ARTICLE 1. General Provisions [883.110 - 883.140]
( Article 1 added by Stats. 1984, Ch. 240, Sec. 2. )
As used in this chapter, “mineral right” means an interest in minerals, regardless of character, whether fugacious or nonfugacious, organic or inorganic, that is created by grant or reservation, regardless of form, whether a fee or lesser interest, mineral, royalty, or leasehold, absolute or fractional, corporeal or incorporeal, and includes express or implied appurtenant surface rights.
(Added by Stats. 1984, Ch. 240, Sec. 2.)
(a) This chapter does not apply to a mineral right reserved to the United States (whether in a patent, pursuant to federal law, or otherwise) or to an oil or gas lease, mining claim, or other mineral right of a person entitled pursuant thereto, to the extent provided in Section 880.240.
(b) This chapter does not apply to a mineral right of the state or a local public entity, or of any other person, to the extent provided in Section 880.240.
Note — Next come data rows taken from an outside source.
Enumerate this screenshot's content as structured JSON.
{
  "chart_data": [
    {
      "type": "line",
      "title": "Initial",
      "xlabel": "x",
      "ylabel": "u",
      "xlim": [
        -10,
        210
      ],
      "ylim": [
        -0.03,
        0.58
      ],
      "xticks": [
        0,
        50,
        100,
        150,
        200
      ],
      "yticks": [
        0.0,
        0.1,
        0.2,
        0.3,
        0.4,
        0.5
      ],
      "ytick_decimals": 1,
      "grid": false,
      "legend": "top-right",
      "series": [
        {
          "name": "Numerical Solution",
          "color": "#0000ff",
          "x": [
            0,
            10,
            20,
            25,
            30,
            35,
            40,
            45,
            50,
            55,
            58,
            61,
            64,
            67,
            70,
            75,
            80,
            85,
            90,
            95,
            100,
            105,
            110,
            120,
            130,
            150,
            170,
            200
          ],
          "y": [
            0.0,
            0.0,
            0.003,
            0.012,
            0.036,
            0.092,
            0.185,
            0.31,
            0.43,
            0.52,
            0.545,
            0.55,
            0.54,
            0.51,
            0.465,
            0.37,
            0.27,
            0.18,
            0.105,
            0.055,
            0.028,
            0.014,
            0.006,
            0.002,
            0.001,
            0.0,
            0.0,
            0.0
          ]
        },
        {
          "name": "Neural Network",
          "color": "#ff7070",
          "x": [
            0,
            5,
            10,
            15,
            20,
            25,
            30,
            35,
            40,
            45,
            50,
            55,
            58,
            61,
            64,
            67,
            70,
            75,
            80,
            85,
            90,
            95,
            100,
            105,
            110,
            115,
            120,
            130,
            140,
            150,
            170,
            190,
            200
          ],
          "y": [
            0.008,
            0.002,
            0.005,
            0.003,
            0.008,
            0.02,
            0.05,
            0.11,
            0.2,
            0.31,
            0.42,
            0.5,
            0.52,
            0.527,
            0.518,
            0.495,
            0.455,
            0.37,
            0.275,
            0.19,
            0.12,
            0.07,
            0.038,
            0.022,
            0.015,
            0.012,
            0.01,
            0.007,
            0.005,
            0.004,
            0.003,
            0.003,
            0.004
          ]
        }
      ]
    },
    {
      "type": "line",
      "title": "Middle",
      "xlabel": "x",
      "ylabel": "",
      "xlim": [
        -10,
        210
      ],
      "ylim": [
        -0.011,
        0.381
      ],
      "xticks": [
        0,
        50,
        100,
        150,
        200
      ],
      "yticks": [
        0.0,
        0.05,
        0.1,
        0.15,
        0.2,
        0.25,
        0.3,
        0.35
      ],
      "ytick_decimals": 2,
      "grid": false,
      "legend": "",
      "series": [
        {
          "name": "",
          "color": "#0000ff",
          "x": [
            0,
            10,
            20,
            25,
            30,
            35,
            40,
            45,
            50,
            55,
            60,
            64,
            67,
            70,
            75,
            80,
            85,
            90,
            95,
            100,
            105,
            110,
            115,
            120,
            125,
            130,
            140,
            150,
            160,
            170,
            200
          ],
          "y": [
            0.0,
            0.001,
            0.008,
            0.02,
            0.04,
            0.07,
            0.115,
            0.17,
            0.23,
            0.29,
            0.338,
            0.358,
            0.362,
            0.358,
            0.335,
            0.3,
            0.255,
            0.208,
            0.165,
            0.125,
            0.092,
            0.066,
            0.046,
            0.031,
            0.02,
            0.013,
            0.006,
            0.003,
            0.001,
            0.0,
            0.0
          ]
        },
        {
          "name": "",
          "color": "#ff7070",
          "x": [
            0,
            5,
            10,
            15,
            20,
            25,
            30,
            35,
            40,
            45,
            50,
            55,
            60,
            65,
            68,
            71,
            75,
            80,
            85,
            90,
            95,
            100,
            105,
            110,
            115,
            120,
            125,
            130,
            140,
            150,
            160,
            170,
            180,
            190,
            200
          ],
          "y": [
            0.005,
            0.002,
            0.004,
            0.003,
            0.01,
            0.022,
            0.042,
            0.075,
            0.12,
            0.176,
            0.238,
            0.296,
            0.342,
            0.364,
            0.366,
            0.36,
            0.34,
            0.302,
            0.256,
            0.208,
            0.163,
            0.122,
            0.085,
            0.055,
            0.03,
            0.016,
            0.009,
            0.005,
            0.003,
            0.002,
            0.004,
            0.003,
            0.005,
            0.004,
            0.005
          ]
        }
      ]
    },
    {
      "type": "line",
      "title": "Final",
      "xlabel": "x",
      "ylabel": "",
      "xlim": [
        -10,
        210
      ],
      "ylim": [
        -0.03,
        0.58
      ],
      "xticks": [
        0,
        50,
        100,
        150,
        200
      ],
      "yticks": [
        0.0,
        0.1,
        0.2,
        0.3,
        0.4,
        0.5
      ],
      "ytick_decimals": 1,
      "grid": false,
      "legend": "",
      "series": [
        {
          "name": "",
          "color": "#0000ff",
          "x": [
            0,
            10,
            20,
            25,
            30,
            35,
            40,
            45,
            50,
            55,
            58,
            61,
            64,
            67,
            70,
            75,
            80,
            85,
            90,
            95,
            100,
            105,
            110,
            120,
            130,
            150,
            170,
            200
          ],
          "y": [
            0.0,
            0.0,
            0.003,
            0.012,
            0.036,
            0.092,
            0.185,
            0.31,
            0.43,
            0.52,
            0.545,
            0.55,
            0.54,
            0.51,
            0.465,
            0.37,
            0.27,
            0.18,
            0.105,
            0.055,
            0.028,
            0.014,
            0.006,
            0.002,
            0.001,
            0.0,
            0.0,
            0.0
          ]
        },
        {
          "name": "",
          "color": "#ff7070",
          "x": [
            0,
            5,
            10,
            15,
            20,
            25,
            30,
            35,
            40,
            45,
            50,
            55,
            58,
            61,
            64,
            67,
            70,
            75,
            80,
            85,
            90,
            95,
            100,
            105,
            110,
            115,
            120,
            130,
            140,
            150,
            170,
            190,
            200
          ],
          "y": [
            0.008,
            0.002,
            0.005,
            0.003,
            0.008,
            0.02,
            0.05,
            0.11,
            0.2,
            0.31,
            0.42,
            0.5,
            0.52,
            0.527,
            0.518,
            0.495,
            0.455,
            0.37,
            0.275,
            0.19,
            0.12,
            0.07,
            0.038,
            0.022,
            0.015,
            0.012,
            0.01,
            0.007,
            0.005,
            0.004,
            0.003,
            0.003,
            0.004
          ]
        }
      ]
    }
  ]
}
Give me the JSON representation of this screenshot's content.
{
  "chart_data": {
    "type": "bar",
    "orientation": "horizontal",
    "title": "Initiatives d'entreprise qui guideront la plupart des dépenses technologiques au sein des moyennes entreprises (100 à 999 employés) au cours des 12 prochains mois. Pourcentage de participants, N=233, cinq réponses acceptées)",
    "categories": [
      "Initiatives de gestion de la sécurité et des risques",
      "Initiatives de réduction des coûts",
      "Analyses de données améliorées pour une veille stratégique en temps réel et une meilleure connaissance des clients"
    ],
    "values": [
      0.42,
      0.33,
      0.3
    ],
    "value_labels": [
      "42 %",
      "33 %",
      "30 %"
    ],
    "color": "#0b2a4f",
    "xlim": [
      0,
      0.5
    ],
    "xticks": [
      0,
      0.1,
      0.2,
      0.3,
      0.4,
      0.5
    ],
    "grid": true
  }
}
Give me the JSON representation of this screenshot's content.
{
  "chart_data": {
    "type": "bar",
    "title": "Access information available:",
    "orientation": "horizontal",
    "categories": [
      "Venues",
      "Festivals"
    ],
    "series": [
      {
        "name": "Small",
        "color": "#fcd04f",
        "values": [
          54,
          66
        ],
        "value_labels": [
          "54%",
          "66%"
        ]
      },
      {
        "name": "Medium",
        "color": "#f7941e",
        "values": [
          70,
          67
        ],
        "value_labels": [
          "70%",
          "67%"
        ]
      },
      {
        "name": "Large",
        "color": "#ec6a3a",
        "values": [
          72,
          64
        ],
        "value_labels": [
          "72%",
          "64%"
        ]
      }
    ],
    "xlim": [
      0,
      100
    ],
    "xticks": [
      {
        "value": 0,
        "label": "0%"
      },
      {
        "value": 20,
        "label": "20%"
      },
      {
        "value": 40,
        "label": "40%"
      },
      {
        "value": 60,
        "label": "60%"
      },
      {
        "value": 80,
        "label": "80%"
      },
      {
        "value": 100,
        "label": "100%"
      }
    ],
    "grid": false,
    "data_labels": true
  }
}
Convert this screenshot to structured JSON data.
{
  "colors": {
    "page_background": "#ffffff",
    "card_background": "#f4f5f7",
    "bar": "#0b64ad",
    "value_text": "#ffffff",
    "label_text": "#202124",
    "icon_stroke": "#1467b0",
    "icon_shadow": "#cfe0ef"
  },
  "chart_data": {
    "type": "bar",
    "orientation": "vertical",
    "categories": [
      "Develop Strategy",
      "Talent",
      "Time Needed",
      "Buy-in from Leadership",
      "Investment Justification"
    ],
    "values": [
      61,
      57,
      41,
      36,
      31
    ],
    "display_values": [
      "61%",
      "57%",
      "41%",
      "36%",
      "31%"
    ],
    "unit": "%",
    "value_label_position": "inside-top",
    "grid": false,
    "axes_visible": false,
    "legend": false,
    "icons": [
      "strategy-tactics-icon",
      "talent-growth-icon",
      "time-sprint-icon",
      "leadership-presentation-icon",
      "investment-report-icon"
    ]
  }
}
(Added by Stats. 1984, Ch. 240, Sec. 2.)
Nothing in this chapter limits or affects the common law governing abandonment of a mineral right or any other procedure provided by statute for clearing an abandoned mineral right from title to real property.
(Added by Stats. 1984, Ch. 240, Sec. 2.)
(a) As used in this section:
(1) “Lessee” includes an assignee or other successor in interest of the lessee.
(2) “Lessor” includes a successor in interest or heir or grantee of the lessor.
(b) If the term of a mineral right lease has expired or a mineral right lease has been abandoned by the lessee, the lessee shall, within 30 days after demand therefor by the lessor, execute, acknowledge, and deliver, or cause to be recorded, a deed
quitclaiming all interest in and to the mineral rights covered by the lease. If the expiration or abandonment covers less than the entire interest of the lessee, the lessee shall execute, acknowledge, and deliver an appropriate instrument or notice of surrender or termination that covers the interest that has expired or been abandoned.
(c) If the lessee fails to comply with the requirements of this section, the lessee is liable for all damages sustained by the lessor as a result of the failure, including, but not limited to, court costs and reasonable attorney’s fees in an action to clear title to the lessor’s interest. The lessee shall also forfeit to the lessor the sum of one hundred fifty dollars ($150).
(d) Nothing in this section makes a quitclaim deed or other instrument or notice of surrender or termination, or a demand therefor, a condition precedent to an action to clear
title to the lessor’s interest.
(Added by Stats. 1984, Ch. 240, Sec. 2.)